I’ve been thinking a lot about past mistakes recently. Odd dreams, both at night and during the day, mostly around relationships in my life. Times I’ve threatened or neglected friendships, times I’ve made a fool of myself, times I’ve made questionable moral choices, or all of the above. Responding to texts from a married man. Lying to friends. Letting someone get away with lying to me. Not accepting help.
Once, I drunkenly called a boy I was hooking up with like 20 times in a row, when he’d left a party early, and he wrote me an email the next day calling things off. My cheeks burn just thinking about it.
I’m pretty sure I prevented a redeveloping friendship after I moved to San Francisco because I was heartbroken and drinking too much and probably didn’t really make eye contact.
Once, I reached out to a friend for help but instead got a lecture from someone whose definition of tough love was to tell me I was wrong and she couldn’t support me.
I almost ruined one of my best friendships by lying to her and the only reason I didn’t is because she is a better person than most and I will love her forever for that.
Oh, talk about embarrassing moments. These are a far cry from those embarrassing moments of childhood: my swimsuit bottoms slipping down to my knees when I dove into the pool, or whiffing a throw from right field to first base for an easy out. Adult embarrassing moments are gut-wrenching, skin-crawling, heat-rising kind of memories, in which something stupid I did actually affected another person, not just me.

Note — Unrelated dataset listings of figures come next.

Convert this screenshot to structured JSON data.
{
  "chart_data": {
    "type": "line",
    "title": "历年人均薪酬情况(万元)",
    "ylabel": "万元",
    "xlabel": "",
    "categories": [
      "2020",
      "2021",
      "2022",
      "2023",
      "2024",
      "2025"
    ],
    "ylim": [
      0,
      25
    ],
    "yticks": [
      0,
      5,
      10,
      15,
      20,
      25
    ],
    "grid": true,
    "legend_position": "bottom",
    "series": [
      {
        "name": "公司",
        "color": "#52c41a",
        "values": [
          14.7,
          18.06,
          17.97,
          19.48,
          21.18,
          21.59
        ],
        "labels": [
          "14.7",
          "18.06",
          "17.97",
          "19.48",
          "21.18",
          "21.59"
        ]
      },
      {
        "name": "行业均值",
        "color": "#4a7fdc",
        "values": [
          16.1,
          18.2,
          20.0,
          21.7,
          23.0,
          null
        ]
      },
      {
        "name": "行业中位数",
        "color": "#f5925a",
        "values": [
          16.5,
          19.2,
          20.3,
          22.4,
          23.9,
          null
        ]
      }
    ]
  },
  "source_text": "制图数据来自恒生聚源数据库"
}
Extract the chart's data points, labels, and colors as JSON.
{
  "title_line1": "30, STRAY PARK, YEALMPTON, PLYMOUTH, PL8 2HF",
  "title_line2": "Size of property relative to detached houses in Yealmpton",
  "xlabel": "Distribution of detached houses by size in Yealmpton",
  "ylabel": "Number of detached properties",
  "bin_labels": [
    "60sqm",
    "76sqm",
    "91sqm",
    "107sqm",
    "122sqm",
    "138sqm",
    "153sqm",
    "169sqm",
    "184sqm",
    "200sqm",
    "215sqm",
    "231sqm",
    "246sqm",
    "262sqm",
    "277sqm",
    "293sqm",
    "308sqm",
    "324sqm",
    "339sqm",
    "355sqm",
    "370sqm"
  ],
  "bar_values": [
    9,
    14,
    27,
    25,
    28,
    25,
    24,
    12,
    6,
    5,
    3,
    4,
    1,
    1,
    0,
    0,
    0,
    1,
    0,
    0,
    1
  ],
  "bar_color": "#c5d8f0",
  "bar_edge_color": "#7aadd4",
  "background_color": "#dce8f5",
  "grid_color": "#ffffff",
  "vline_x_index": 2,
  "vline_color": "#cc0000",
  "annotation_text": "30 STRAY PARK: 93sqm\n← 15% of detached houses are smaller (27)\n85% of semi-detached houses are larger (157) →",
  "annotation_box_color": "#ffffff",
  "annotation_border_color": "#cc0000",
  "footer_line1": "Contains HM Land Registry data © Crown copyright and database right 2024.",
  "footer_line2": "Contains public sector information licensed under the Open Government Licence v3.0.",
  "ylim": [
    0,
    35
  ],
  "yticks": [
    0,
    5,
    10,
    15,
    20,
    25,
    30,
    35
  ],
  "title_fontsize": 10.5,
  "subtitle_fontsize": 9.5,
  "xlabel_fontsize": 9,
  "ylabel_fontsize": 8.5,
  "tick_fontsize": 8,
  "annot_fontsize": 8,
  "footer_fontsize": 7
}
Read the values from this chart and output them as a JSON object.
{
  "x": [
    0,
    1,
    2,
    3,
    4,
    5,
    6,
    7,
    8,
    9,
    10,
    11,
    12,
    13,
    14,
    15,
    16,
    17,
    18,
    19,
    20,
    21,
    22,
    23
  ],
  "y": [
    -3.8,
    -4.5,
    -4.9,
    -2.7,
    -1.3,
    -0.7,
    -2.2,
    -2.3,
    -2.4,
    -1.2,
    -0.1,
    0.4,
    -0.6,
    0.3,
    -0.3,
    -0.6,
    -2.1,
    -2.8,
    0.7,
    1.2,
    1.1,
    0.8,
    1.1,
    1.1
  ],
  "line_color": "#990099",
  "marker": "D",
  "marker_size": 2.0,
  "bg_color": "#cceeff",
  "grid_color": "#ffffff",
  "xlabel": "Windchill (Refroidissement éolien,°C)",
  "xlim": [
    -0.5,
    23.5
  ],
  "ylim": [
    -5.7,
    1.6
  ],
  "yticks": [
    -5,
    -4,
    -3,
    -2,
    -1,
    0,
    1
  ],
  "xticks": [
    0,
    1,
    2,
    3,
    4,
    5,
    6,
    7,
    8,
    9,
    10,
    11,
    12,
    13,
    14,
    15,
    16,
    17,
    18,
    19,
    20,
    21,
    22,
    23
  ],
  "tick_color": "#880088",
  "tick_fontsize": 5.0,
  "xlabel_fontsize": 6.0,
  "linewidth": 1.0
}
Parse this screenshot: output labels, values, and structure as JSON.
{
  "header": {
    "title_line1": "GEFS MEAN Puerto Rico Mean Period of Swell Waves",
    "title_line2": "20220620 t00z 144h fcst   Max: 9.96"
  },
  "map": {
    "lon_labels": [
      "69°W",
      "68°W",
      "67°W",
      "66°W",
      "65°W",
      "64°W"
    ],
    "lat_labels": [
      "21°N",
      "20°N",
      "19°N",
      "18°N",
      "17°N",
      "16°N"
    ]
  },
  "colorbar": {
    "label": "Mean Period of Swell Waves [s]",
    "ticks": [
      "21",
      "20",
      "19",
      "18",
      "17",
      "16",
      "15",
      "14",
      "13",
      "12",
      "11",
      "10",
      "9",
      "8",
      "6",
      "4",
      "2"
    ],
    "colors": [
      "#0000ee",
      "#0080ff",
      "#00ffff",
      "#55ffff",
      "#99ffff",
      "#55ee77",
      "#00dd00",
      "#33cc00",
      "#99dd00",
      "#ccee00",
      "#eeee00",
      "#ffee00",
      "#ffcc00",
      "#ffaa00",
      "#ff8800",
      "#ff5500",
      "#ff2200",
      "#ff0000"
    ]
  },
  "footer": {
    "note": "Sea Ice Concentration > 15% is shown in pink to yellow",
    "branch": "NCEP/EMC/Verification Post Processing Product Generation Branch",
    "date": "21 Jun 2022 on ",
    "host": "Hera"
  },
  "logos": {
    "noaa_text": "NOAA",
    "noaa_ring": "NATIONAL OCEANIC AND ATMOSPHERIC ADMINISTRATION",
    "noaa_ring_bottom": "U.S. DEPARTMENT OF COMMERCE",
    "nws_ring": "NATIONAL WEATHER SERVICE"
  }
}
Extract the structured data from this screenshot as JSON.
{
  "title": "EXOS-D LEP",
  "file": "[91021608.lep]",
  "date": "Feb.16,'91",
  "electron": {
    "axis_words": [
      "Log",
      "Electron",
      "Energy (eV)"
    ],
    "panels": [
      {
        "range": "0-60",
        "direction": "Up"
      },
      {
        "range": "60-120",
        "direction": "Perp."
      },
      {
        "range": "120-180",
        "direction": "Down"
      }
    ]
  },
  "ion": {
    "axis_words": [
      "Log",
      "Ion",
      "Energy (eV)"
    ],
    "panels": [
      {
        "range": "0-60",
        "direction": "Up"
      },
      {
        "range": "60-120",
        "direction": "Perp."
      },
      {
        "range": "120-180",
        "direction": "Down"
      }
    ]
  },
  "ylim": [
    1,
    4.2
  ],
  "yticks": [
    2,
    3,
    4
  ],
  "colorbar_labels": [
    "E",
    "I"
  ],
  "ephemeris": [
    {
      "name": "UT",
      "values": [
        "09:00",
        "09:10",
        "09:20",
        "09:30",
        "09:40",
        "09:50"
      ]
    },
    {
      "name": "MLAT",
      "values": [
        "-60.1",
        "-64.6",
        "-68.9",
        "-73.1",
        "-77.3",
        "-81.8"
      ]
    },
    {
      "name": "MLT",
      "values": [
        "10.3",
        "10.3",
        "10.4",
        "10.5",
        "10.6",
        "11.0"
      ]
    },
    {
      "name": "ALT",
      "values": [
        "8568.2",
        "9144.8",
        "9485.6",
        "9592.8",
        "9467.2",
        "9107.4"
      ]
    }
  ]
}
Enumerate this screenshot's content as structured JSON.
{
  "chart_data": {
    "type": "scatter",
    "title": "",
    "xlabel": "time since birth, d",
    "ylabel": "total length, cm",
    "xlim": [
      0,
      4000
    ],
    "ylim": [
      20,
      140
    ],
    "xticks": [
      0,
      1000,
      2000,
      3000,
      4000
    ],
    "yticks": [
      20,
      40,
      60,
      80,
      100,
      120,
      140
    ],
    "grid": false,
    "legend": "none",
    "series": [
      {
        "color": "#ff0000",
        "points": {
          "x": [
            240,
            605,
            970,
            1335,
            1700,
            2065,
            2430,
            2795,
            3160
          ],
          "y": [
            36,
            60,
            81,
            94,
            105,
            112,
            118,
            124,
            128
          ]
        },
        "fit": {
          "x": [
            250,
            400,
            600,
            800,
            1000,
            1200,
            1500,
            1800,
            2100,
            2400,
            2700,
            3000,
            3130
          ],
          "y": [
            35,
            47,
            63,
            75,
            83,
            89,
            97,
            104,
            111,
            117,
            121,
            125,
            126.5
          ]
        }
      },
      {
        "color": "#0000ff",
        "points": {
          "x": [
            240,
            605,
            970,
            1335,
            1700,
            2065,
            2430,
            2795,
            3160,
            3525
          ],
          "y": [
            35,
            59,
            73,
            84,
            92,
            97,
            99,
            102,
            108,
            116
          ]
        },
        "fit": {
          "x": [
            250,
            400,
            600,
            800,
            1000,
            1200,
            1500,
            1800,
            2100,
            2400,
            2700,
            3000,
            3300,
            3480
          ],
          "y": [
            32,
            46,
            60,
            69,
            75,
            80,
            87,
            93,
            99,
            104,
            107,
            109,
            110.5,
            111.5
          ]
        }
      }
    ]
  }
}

I wonder, is there something my brain is trying to do, by bringing back all these memories? I wish it could be a little quieter, to be honest. But. What is it doing? Perhaps, it is trying to convince me that what I need towards those past versions of myself, is not embarrassment, but compassion. I can now see only in retrospect how much I was struggling or going through a low point at each of these moments. What would I say to her (other than, hey, maybe lay off the pints of Stoli Raz and sodas)?

One of the best things I’ve learned, that I’ve taught myself, is that taking things personally is never a good use of my time and energy. Taking things personally means I am taking someone else’s opinion of me, which can never be based on a complete set of information, to be more important than my opinion of myself.
This isn’t to say, that feedback from others isn’t important or just rolls off my back. You’d better believe that I cut back drinking after that night of phone calls. What it doesn’t mean, is that I’m inherently a horrible person.
What does taking things personally have to do with being embarrassed?
All these moments have in common, someone else’s opinion of me. Maybe not enough to change my mind at the time, but that I look back on and cringe at how they must have thought of me. Think of me. And I still, somewhere, care about it. Like somehow the younger versions of me that are still stacked inside me, like nesting dolls, care. Feel like they need to explain themselves, to defend themselves. The embarrassment is like proof, like, “Yeah, I know, it was pretty horrible, wasn’t it?”
Why do these nested versions of me feel like they need to defend themselves? It’s like they’re taking what I think about them—myself—personally. This meta situation where I’m forgetting that the younger me didn’t have all the information I have now, and that she did the best she could with what she had.
Not taking things personally requires so much compassion. In both directions. Yes, compassion for the other person, maybe they’re having a hard day so that’s why they yelled or made a mistake. Compassion that they have a perspective I can’t see, I can’t possibly have all the information about. But also, compassion for myself. Compassion that making choices in a world filled with other people is really hard, and fraught, and sometimes I’ll step on someone’s toes, and sometimes I’ll make a choice that I wouldn’t make again.
Compassion that mistakes don’t make me a horrible person, that I can learn from them and become a truer version of myself. Compassion that holding a grudge against myself doesn’t do anyone any good.
I don’t need a grudge to move myself onward.
I need to forgive myself with compassion to move myself onward.